28 APRIL 1939, Page 36

A STANDARD WORK

Harrap's Standard French and English Dictionary. Part II. English-French. Edited by J. E. Mansion. (Harrap. 635.)

WITH the publication of the second section of this dictionary, a task conceived forty, and actively begun more than twenty, years ago is triumphantly completed. The French-English section of Mr. Mansion's dictionary was published in 1934, and is now generally recognised as the most accurate, scientific and comprehensive dictionary available. Publication of the English-French section was planned for two years later, but with the appearance of the new edition of Webster's Dictionary and the Supplement to the Oxford Dictionary a further delay became necessary if advantage was to be taken of the new material contained in those works. This work of collation done, it may be said that the dictionary omits hardly a word or phrase which one might expect to find in a lexicon of purely English usage. It contains some material which will not be found in the Oxford Dictionary or in Webster.

The greatest advantage of this dictionary over any of its predecessors is in its range—substantially greater than that of several dictionaries expressly limited to them—of scientific, technical and commercial terms. So thorough seem to have been its listings of these that there can be few omissions to distress even the expert in any given subject. Americanisms are given a generous showing, though sometimes inevitably in renderings which say either too little or too much. There is, for example, no precise equivalent in French for the word wisecrack, the renderings given—bon mot, saillie, and cocasserie—all being some distance from the mark ; similarly, a number of words expressive of things which have no real equivalent in French life evoke explanatory and descriptive phrases rather than translations. Even well-known English terms sometimes require such treatment, and an idea of the editorial ingenuity and industry expended on them will be given by the fact that a special example, in French, has been composed to illustrate the word limerick.
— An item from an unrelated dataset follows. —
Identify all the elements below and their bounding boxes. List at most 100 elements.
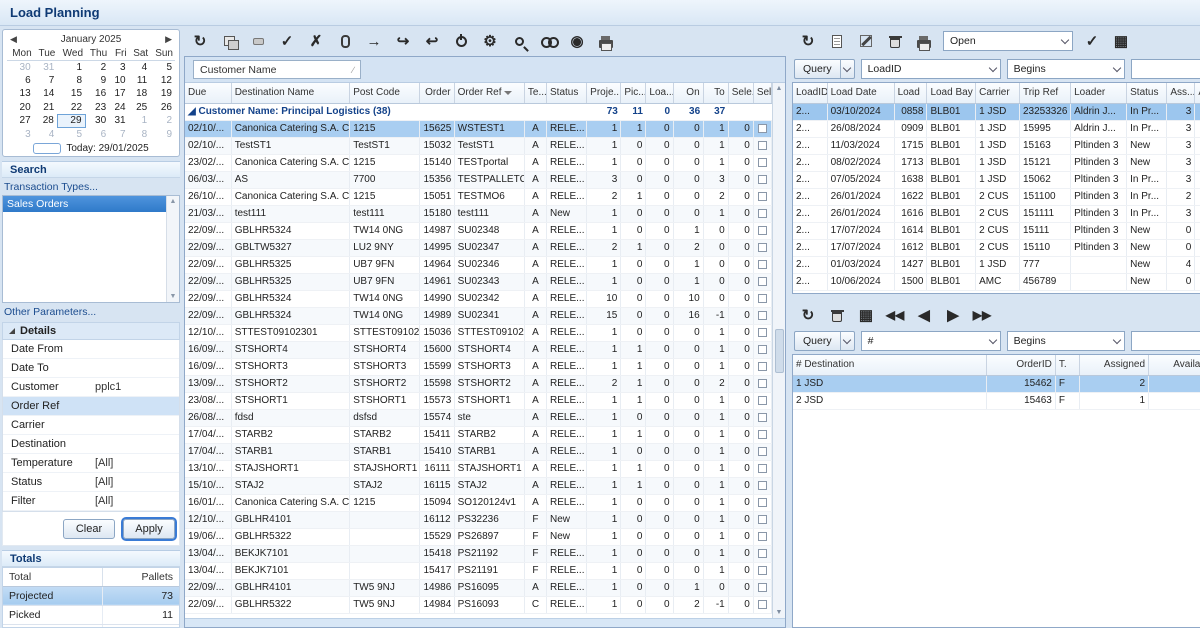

Colloquialisms, both modern and traditional, and those phrases, so peculiarly baffling to the foreigner, which have their roots in half-forgotten legend, are admirably dealt with. Few national institutions or formal titles remain unmentioned, and there is an inclusive collection of those literary characters, like Pecksniff and Chadband, who have given their names to attitudes of mind. In short, this dictionary is as complete and as accurate as human endeavour could make it, and as its arrangement is masterly in its clarity, it takes its place at once as an indispensable standard work of reference. It may be doubted whether there is any work bridging any two languages to rival it in importance.